Votação majoritária e proporcional

O sistema eleitoral brasileiro possui dois modelos de votação: o majoritário e o proporcional. Para os cargos do Poder Executivo, isto é, presidente, governadores, senadores e prefeitos, é utilizada a votação majoritária. Para os do Poder Legislativo, deputados federais, estaduais, distritais e vereadores, é utilizada a votação proporcional.

A votação majoritária é mais simples. O voto do eleitor é dado nominalmente, ou seja, é específico para um determinado candidato. Nessa modalidade, a pessoa que conquista a maioria absoluta dos votos (50% + 1) é eleita. O segundo turno se condiciona à situação em que nenhum candidato alcançou mais de 50% do eleitorado, conforme explica o Dr. Hugo Frederico Vieira Neves, assessor jurídico do Tribunal Regional Eleitoral de Santa Catarina (TRE-SC), em entrevista concedida ao Portal Catarinas.

É importante lembrar que, na votação majoritária, apenas os votos válidos são contabilizados, isto é, os votos nulos e brancos são desconsiderados. Assim, votos nulos e brancos podem interferir indiretamente nas eleições, pois, sendo inválidos, diminuem o número total de votos válidos. Com menos votos válidos, é mais fácil atingir a maioria absoluta (50% + 1) necessária para um candidato se eleger.

Atenção! Votos nulos, além de não anularem as eleições, favorecem indiretamente o candidato mais votado (isso vale para os votos em branco também).

Há um vídeo famoso de bolsonaristas arrependidos que afirmavam que se a eleição fosse hoje, entre Bolsonaro e Haddad (PT), anulariam o voto no 2º turno ao invés de votarem no Bolsonaro. Bem, eles continuariam ajudando a eleger Bolsonaro. Por isso, na sua cidade, pense muito bem antes de anular o voto para prefeito neste ano. Você pode colaborar com a vitória de um fascista.

Já na votação proporcional, o eleitor pode votar em determinado candidato específico (digitando o número completo na urna) ou simplesmente no número do partido (voto de legenda). Nesse modelo, conforme elucida o Dr. Hugo Neves, os eleitos são apurados a partir do quociente eleitoral e do quociente partidário, formando-se a lista aberta.

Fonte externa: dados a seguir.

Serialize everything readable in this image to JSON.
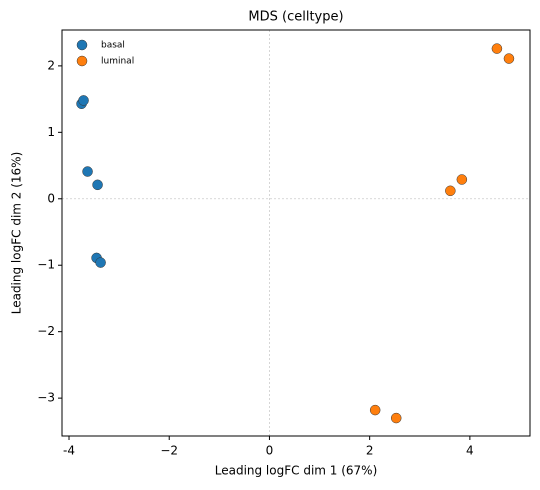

O cálculo para o quociente eleitoral é feito a partir da divisão do número dos votos válidos, excluídos os brancos e nulos, pela quantidade de vagas nas casas legislativas. A partir do quociente eleitoral, cada legenda pode obter o número do quociente partidário, que significa a quantidade de cadeiras que o partido terá direito pelos próximos quatro anos. Essa conta é feita dividindo a votação obtida pelas coligações pelo quociente eleitoral.

Imagem: Portal Catarinas

O modelo de votação proporcional muitas vezes confunde e é alvo de críticas, já que o candidato mais votado em números absolutos não necessariamente assume o cargo. Neste sistema, é necessário que o partido também atinja um número significativo de votos, como lembra Sabrina Fernandes, doutora em Sociologia, ecossocialista, feminista e criadora do canal Tese Onze.

Confira a entrevista de Sabrina Fernandes para o Portal Catarinas.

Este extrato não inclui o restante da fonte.